2nd December 2008
Agile and UCD
There has been plenty of talk about Agile and UCD on the internet and at work. Notably, from the UX camp- UX matters and Nielson. However I came across Agile (via “agile development with rails“) before I did UCD. This is my two cents on the matter.
The popularity of MVC rapid developing frameworks such as RubyOnRails, Cake, Django and Google’s app engine has contributed to the increase in developers using agile.
Using a rapid development framework means that the coding phase of development isn’t a huge singular monolithic piece of work, it can be broken down into smaller sections.
In traditional development you can’t test the front end until you’ve built that back end that drives it, with Scaffolding that comes with RDFs you can.
Conventions and pre-written code that comes with RDFs make it possible for developers to be less protective of the work they have done. After a section is built you can test it… “oh, ok users don’t get that bit, no problem I’ll just re-write it.” Because re-writing a small amount of code that you wrote yesterday is less effort than trying to find the code that you wrote 3 weeks ago.

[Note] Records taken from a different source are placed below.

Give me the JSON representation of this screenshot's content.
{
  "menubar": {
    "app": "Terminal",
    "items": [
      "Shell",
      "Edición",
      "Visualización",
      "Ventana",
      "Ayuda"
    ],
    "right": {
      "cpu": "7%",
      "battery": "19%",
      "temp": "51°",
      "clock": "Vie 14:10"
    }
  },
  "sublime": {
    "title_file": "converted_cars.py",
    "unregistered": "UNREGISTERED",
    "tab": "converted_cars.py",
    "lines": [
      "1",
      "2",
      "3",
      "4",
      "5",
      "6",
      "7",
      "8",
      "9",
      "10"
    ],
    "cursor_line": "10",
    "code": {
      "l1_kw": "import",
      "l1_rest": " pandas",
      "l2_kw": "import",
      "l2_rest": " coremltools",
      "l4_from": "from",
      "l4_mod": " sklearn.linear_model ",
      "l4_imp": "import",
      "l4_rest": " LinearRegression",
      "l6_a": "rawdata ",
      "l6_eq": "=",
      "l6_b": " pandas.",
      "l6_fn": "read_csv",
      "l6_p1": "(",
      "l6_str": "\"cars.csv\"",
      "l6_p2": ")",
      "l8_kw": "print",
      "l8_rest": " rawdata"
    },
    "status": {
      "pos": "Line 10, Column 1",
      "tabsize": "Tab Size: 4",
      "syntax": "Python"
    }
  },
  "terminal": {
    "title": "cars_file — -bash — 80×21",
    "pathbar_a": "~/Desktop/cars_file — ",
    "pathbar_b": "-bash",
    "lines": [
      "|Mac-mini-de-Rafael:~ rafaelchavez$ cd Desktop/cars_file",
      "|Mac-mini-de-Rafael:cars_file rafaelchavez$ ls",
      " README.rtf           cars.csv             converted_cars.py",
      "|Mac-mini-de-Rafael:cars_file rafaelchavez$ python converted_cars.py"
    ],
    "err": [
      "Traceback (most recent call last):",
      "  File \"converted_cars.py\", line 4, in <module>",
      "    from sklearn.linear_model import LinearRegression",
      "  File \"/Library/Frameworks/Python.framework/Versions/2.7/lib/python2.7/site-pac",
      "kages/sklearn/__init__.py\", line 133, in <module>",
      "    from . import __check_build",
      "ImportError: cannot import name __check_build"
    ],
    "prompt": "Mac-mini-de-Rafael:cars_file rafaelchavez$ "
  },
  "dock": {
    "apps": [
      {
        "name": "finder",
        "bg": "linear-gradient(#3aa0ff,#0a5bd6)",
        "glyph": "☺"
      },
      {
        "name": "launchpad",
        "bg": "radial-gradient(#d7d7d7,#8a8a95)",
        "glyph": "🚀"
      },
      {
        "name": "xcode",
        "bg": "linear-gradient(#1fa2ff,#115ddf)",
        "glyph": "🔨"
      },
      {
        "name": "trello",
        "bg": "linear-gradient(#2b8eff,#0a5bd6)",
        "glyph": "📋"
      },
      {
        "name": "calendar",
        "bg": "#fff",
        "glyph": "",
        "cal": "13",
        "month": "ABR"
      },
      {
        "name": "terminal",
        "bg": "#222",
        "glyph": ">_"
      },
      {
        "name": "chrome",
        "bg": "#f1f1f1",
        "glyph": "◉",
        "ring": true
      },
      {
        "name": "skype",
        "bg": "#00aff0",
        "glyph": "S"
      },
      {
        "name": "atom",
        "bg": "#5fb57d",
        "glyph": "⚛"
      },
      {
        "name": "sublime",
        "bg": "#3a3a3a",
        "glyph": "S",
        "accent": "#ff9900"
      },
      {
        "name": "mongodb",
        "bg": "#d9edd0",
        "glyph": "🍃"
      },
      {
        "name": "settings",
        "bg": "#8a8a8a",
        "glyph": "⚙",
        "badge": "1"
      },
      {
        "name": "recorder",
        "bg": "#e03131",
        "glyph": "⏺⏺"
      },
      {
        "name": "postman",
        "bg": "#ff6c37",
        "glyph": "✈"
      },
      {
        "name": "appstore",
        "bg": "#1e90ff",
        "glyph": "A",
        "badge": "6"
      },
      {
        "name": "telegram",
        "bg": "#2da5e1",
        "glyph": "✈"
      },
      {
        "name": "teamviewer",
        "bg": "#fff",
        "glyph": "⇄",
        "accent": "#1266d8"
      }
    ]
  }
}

Testing can be done during the coding phase, giving UX people more opportunities to influence the end result.
I believe that the right answer for Agile+UCD is: A body of work up front defining a blueprint of what the result should look like and then iterative development and testing along the way to ensure it is has a good UX.
An interesting development from the RDF thing is that it is now more possible for a single person to have the time during university to learn both how to write an app and how to ensure it works for users. What will this mean for design firms, will we continue to see development and UX as separate departments? It’s certainly good thing for little niche app markets along the long tail.